1

I'm writing a UDAF aggregation function and I want to return a data type that is either a struct with column names (e.g start and end both of long type) or 2 columns.

In the evaluate function tried to return a map type and an array but that was not what I was expecting.

Would love to get a clue about it. Thanks

Tom Ron
  • 5,906
  • 3
  • 22
  • 38
  • I had a similar question, which was answered. Perhaps this may help: https://stackoverflow.com/q/33939642/1433614 – ab853 Nov 28 '17 at 16:34

1 Answers1

1

The simplest way to do that is to return a List with your values in one field, and then, expand it in several columns.

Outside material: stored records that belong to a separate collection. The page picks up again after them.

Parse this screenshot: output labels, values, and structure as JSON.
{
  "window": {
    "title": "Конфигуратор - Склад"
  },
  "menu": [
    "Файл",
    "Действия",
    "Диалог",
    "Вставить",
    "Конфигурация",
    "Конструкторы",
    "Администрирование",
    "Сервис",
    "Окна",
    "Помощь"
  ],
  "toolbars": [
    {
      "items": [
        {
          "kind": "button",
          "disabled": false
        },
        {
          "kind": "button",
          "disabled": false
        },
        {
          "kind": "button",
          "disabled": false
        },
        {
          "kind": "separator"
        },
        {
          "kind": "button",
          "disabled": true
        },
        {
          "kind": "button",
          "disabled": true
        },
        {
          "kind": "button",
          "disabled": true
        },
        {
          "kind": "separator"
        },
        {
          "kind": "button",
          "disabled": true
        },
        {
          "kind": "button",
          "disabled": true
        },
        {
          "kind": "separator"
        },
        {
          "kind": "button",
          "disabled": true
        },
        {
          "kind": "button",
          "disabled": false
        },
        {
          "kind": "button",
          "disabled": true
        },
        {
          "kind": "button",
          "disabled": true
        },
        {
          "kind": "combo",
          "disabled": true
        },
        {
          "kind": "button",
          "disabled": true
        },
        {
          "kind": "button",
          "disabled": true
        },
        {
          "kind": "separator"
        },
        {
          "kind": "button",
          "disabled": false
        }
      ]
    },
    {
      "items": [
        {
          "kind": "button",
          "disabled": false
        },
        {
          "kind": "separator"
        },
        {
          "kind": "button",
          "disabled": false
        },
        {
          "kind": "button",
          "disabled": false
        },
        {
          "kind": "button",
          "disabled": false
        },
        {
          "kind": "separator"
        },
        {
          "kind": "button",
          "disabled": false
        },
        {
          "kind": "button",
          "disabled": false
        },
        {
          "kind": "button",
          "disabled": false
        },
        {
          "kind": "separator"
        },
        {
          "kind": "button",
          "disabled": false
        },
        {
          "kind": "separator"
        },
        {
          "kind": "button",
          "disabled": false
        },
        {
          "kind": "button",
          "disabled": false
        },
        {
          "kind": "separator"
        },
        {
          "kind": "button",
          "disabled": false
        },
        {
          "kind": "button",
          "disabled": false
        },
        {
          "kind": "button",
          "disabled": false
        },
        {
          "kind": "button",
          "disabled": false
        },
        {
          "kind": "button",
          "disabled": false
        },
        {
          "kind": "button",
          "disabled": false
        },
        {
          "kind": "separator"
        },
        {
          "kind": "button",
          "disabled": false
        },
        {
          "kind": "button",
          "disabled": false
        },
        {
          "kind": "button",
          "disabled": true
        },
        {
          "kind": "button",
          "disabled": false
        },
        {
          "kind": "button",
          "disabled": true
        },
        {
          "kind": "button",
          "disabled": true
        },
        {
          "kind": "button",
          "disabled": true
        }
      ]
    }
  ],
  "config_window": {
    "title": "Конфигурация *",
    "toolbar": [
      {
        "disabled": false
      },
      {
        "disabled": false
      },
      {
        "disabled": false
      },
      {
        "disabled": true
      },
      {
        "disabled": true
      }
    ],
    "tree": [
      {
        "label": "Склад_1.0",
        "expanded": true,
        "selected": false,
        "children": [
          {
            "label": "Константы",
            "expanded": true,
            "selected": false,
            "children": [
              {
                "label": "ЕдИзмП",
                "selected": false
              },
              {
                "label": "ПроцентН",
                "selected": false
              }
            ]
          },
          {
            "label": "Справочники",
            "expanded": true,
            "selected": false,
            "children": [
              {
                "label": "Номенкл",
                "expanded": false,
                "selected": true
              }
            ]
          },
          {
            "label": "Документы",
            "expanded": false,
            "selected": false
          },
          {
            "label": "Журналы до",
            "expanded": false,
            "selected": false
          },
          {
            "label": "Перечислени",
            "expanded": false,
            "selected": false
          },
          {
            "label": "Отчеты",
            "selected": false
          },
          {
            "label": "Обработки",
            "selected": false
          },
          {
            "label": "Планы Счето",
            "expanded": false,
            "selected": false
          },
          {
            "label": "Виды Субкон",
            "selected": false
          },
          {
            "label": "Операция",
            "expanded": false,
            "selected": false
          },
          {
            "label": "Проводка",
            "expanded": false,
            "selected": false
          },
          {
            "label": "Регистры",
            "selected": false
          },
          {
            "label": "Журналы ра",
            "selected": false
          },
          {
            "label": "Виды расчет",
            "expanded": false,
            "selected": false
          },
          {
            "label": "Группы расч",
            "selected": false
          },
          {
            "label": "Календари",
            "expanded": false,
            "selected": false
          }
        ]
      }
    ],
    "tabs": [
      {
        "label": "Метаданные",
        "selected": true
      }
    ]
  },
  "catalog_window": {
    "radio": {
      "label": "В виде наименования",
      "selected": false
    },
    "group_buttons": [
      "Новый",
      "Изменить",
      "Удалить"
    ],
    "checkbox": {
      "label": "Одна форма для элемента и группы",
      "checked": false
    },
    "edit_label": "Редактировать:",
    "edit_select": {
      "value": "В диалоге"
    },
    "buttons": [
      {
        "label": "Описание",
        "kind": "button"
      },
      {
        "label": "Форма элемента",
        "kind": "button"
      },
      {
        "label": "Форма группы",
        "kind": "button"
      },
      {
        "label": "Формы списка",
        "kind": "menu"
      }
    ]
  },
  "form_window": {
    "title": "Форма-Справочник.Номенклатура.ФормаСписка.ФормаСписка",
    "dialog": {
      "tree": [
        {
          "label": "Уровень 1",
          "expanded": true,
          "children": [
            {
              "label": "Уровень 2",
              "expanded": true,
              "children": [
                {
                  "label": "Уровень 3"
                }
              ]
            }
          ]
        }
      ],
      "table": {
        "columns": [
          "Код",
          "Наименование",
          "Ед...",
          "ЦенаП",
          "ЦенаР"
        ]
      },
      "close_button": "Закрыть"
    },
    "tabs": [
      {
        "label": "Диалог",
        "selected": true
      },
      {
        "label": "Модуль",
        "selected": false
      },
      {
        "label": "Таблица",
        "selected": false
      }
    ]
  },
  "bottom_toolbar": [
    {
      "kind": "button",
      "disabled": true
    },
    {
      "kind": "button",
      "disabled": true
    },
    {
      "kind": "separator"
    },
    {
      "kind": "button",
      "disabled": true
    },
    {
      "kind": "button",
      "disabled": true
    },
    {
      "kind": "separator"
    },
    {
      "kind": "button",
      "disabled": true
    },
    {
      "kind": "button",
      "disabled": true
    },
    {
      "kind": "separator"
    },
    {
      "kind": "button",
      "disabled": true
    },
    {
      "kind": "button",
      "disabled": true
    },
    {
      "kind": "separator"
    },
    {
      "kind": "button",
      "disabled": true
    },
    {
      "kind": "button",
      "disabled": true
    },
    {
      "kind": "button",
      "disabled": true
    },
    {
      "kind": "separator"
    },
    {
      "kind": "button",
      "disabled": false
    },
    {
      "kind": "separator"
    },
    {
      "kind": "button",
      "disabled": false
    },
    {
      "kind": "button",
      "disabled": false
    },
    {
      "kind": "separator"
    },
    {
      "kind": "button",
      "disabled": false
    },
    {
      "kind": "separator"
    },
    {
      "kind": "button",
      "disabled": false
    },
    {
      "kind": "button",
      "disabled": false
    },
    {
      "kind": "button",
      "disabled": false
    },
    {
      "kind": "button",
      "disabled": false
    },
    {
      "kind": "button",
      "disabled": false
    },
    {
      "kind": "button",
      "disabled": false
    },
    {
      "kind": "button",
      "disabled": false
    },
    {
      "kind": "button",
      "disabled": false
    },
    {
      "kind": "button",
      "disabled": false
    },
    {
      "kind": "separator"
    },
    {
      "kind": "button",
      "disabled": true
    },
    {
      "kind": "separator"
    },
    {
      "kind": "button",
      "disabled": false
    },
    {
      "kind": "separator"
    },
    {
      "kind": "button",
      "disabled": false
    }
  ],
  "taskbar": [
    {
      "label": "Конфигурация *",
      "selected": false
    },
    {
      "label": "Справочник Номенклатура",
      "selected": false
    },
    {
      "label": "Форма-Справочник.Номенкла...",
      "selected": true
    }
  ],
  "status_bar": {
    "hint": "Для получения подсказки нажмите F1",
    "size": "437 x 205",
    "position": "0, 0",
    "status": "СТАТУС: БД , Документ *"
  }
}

Here you can read an example where the UDAF try to return two Integer columns:


UDAF (important code parts)


public YourUDAFName(someParams) {
    [...]
    _returnDataType = DataTypes.createArrayType(DataTypes.IntegerType);
}
[...]
@Override
public Object evaluate(Row buffer) {
    List<Integer> output = new ArrayList<>();
    output.add(1); //Here put your logical...
    output.add(5); // "
    return output;    
}

Example of use...


Dataset<Row> ds = getYourDatasetHere();
YourUDAFName udaf = new YourUDAFName(someParams);
ds.groupBy("yourGroupByKey")
.agg(udaf .apply(
    col("someColumnFromDs"),
    col("someOtherColumn")).as("columnWithList"));

// Here we expand the "columnWithList"...
List<Column> newColumns = new ArrayList<>();
for (int i = 0; i < numElementInTheList; i++) {
    ds = ds.withColumn("nameOfYourExpandedColumn", ds.col("outputByIntervals").getItem(i));
}
ds.show();

I hope that helps you!

tagore84
  • 301
  • 3
  • 8